II – Bugüne kadar alınan ve bundan sonra alınması olası tedbirler gözönünde bulundurulduğunda, 2011 yılındaki büyümenin, yılın ilk yarısında daha kuvvetli gerçekleşeceği rahatlıkla söylenebilir. 2011’in ikinci yarısındaki yüksek baz etkisi de bu süreçte rol oynayacaktır. Ekonomistimizin tahmini, büyümenin, yılın ilk yarısında %7‐%7,5 seviyelerinde olacağı, yılın ikinci yarısında ise %4‐%4,5 seviyelerine düşeceği yönünde.

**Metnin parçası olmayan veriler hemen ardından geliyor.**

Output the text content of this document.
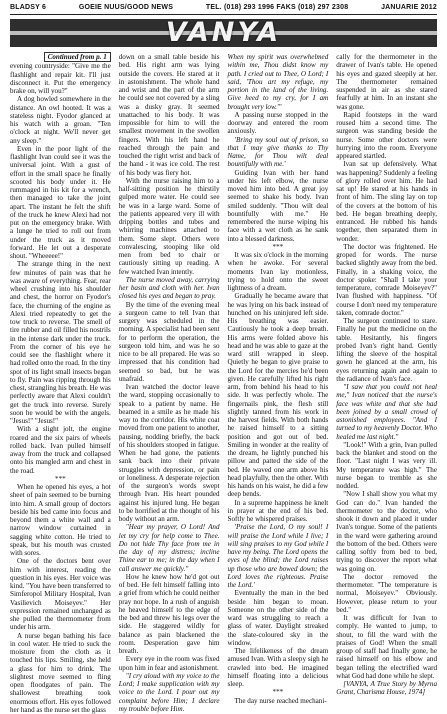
BLADSY 6	GOEIE NUUS/GOOD NEWS	TEL. (018) 293 1996 FAKS (018) 297 2308	JANUARIE 2012
VANYA
Continued from p. 1

evening countryside: "Give me the flashlight and repair kit. I'll just disconnect it. Put the emergency brake on, will you?"

A dog howled somewhere in the distance. An owl hooted. It was a stateless night. Fyodor glanced at his watch with a groan. "Ten o'clock at night. We'll never get any sleep."

Even in the poor light of the flashlight Ivan could see it was the universal joint. With a gust of effort in the small space he finally scooted his body under it. He rummaged in his kit for a wrench, then managed to take the joint apart. The instant he felt the shift of the truck he knew Alexi had not put on the emergency brake. With a lunge he tried to roll out from under the truck as it moved forward. He let out a desperate shout. "Wheeeee!"

The strange thing in the next few minutes of pain was that he was aware of everything. Fear, rear wheel crushing into his shoulder and chest, the horror on Fyodor's face, the churning of the engine as Alexi tried repeatedly to get the tow truck to reverse. The smell of tire rubber and oil filled his nostrils in the intense dark under the truck. From the corner of his eye he could see the flashlight where it had rolled onto the road. In the tiny spot of its light small insects began to fly. Pain was ripping through his chest, strangling his breath. He was perfectly aware that Alexi couldn't get the truck into reverse. Surely soon he would be with the angels. "Jesus!" "Jesus!"

With a slight jolt, the engine roared and the six pairs of wheels rolled back. Ivan pulled himself away from the truck and collapsed onto his mangled arm and chest in the road.

***

When he opened his eyes, a hot sheet of pain seemed to be burning into him. A small group of doctors beside his bed came into focus and beyond them a white wall and a narrow window curtained in sagging white cotton. He tried to speak, but his mouth was crusted with sores.

One of the doctors bent over him with interest, reading the question in his eyes. Her voice was kind. "You have been transferred to Simferopol Military Hospital, Ivan Vasilievich Moiseyev." Her expression remained unchanged as she pulled the thermometer from under his arm.

A nurse began bathing his face in cool water. He tried to suck the moisture from the cloth as it touched his lips. Smiling, she held a glass for him to drink. The slightest move seemed to fling open floodgates of pain. The shallowest breathing took enormous effort. His eyes followed her hand as the nurse set the glass

down on a small table beside his bed. His right arm was lying outside the covers. He stared at it in astonishment. The whole hand and wrist and the part of the arm he could see not covered by a sling was a dusky gray. It seemed unattached to his body. It was impossible for him to will the smallest movement in the swollen fingers. With his left hand he reached through the pain and touched the right wrist and back of the hand - it was ice cold. The rest of his body was fiery hot.

With the nurse raising him to a half-sitting position he thirstily gulped more water. He could see he was in a large ward. Some of the patients appeared very ill with dripping bottles and tubes and whirring machines attached to them. Some slept. Others were convalescing, stooping like old men from bed to chair or cautiously sitting up reading. A few watched Ivan intently.

The nurse moved away, carrying her basin and cloth with her. Ivan closed his eyes and began to pray.

By the time of the evening meal a surgeon came to tell Ivan that surgery was scheduled in the morning. A specialist had been sent for to perform the operation, the surgeon told him, and was he so nice to be all prepared. He was so impressed that his condition had seemed so bad, but he was unafraid.

Ivan watched the doctor leave the ward, stopping occasionally to speak to a patient by name. He beamed in a smile as he made his way to the corridor. His white coat moved from one patient to another, pausing, nodding briefly, the back of his shoulders stooped in fatigue. When he had gone, the patients sank back into their private struggles with depression, or pain or loneliness. A desperate rejection of the surgeon's words swept through Ivan. His heart pounded against his injured lung. He began to be horrified at the thought of his body without an arm.

"Hear my prayer, O Lord! And let my cry for help come to Thee. Do not hide Thy face from me in the day of my distress; incline Thine ear to me; in the day when I call answer me quickly."

How he knew how he'd got out of bed. He felt himself falling into a grief from which he could neither pray nor hope. In a rush of anguish he heaved himself to the edge of the bed and threw his legs over the side. He staggered wildly for balance as pain blackened the room. Desperation gave him breath.

Every eye in the room was fixed upon him in fear and astonishment.

"I cry aloud with my voice to the Lord; I make supplication with my voice to the Lord. I pour out my complaint before Him; I declare my trouble before Him.

When my spirit was overwhelmed within me, Thou didst know my path. I cried out to Thee, O Lord; I said, 'Thou art my refuge, my portion in the land of the living. Give heed to my cry, for I am brought very low.'"

A passing nurse stopped in the doorway and entered the room anxiously.

'Bring my soul out of prison, so that I may give thanks to Thy Name, for Thou wilt deal bountifully with me.'

Guiding Ivan with her hand under his left elbow, the nurse moved him into bed. A great joy seemed to shake his body. Ivan smiled suddenly. "Thou wilt deal bountifully with me." He remembered the nurse wiping his face with a wet cloth as he sank into a blessed darkness.

***

It was six o'clock in the morning when he awoke. For several moments Ivan lay motionless, trying to hold onto the sweet lightness of a dream.

Gradually he became aware that he was lying on his back instead of hunched on his uninjured left side. His breathing was easier. Cautiously he took a deep breath. His arms were folded above his head and he was able to gaze at the ward still wrapped in sleep. Quietly he began to give praise to the Lord for the mercies he'd been given. He carefully lifted his right arm, from behind his head to his side. It was perfectly whole. The fingernails pink, the flesh still slightly tanned from his work in the harvest fields. With both hands he raised himself to a sitting position and got out of bed. Smiling in wonder at the reality of the dream, he lightly punched his pillow and patted the side of the bed. He waved one arm above his head playfully, then the other. With his hands on his waist, he did a few deep bends.

In a supreme happiness he knelt in prayer at the end of his bed. Softly he whispered praises.

'Praise the Lord, O my soul! I will praise the Lord while I live; I will sing praises to my God while I have my being. The Lord opens the eyes of the blind; the Lord raises up those who are bowed down; the Lord loves the righteous. Praise the Lord.'

Eventually the man in the bed beside him began to moan. Someone on the other side of the ward was struggling to reach a glass of water. Daylight streaked the slate-coloured sky in the window.

The lifelikeness of the dream amused Ivan. With a sleepy sigh he crawled into bed. He imagined himself floating into a delicious sleep.

***

The day nurse reached mechani-

cally for the thermometer in the drawer of Ivan's table. He opened his eyes and gazed sleepily at her. The thermometer remained suspended in air as she stared fearfully at him. In an instant she was gone.

Rapid footsteps in the ward roused him a second time. The surgeon was standing beside the nurse. Some other doctors were hurrying into the room. Everyone appeared startled.

Ivan sat up defensively. What was happening? Suddenly a feeling of glory rolled over him. He had sat up! He stared at his hands in front of him. The sling lay on top of the covers at the bottom of his bed. He began breathing deeply, entranced. He rubbed his hands together, then separated them in wonder.

The doctor was frightened. He groped for words. The nurse backed slightly away from the bed. Finally, in a shaking voice, the doctor spoke: "Shall I take your temperature, comrade Moiseyev?" Ivan flushed with happiness. "Of course I don't need my temperature taken, comrade doctor."

The surgeon continued to stare. Finally he put the medicine on the table. Hesitantly, his fingers probed Ivan's right hand. Gently lifting the sleeve of the hospital gown he glanced at the arm, his eyes returning again and again to the radiance of Ivan's face.

"I saw that you could not heal me," Ivan noticed that the nurse's face was white and that she had been joined by a small crowd of astonished employees. "And I turned to my heavenly Doctor. Who healed me last night."

"Look!" With a grin, Ivan pulled back the blanket and stood on the floor. "Last night I was very ill. My temperature was high." The nurse began to tremble as she nodded.

"Now I shall show you what my God can do." Ivan handed the thermometer to the doctor, who shook it down and placed it under Ivan's tongue. Some of the patients in the ward were gathering around the bottom of the bed. Others were calling softly from bed to bed, trying to discover the report what was going on.

The doctor removed the thermometer. "The temperature is normal, Moiseyev." Obviously. However, please return to your bed."

It was difficult for Ivan to comply. He wanted to jump, to shout, to fill the ward with the praises of God! When the small group of staff had finally gone, he raised himself on his elbow and began telling the electrified ward what God had done while he slept.

[VANYA, A True Story by Myrna Grant, Charisma House, 1974]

III‐ Kısa vadede, hisse senetleri için aşağı yönlü risklerin mevcut olduğu yönündeki görüşümüz, temel olarak (i) GSYİH’deki yavaşlamanın, şirket kazançlarında gözlemlenen hızlanmanın zayıflamasına yolaçacağı ve bunun da net kar beklentilerinde aşağı yönlü revizyonları beraberinde getirecek olmasına, (ii) alınması muhtemel tedbirlerin tüketici iştahını azaltıcı yönde rol oynacağına dair beklentimize, ve (iii) cari açığın tarihi zirvelerinde bulunmasına dayanmaktadır. Öte yandan, piyasa hakkındaki görüşümüzü ‘Nötr’ olarak muhafaza etmemizin ve ‘Sat’ şeklinde aşağı revize etmememizin temel nedeni ise, banka değerlemelerinin söz konusu kötü haberleri bize göre büyük oranda yansıtan seviyelerde bulunmasıdır. Bankalar ve sanayi şirketleri için 2011T Fiyat/Kazanç oranları sırasıyla 9,5 ve 11,7 düzeylerindedir ve yukarıda sıralanan ilk iki maddedeki nedenler dolayısıyla da, sanayi şirketlerinin bankalara nazaran daha iyi performans göstermeye devam etmesinin artık pek olası olmadığı kanaatindeyiz. Endeks için, takibimizdeki hisselerin hedef fiyatlarını dikkate almak suretiyle hesapladığımız 12 aylık hedef değerimiz 77.000’dir ve bu hedef %20 yukarı potansiyele işaret etmektedir.
Beğendiklerimiz – Garanti, Halkbank, ve İş Bankası beğendiğimiz bankalar arasında yer alıyor. Sanayi ve Holdinglerden ise Ak Enerji, Arçelik, Çimsa, Doğan Holding, Koza Altın, THY, Tofaş ve Türk Traktör’ü beğeniyoruz.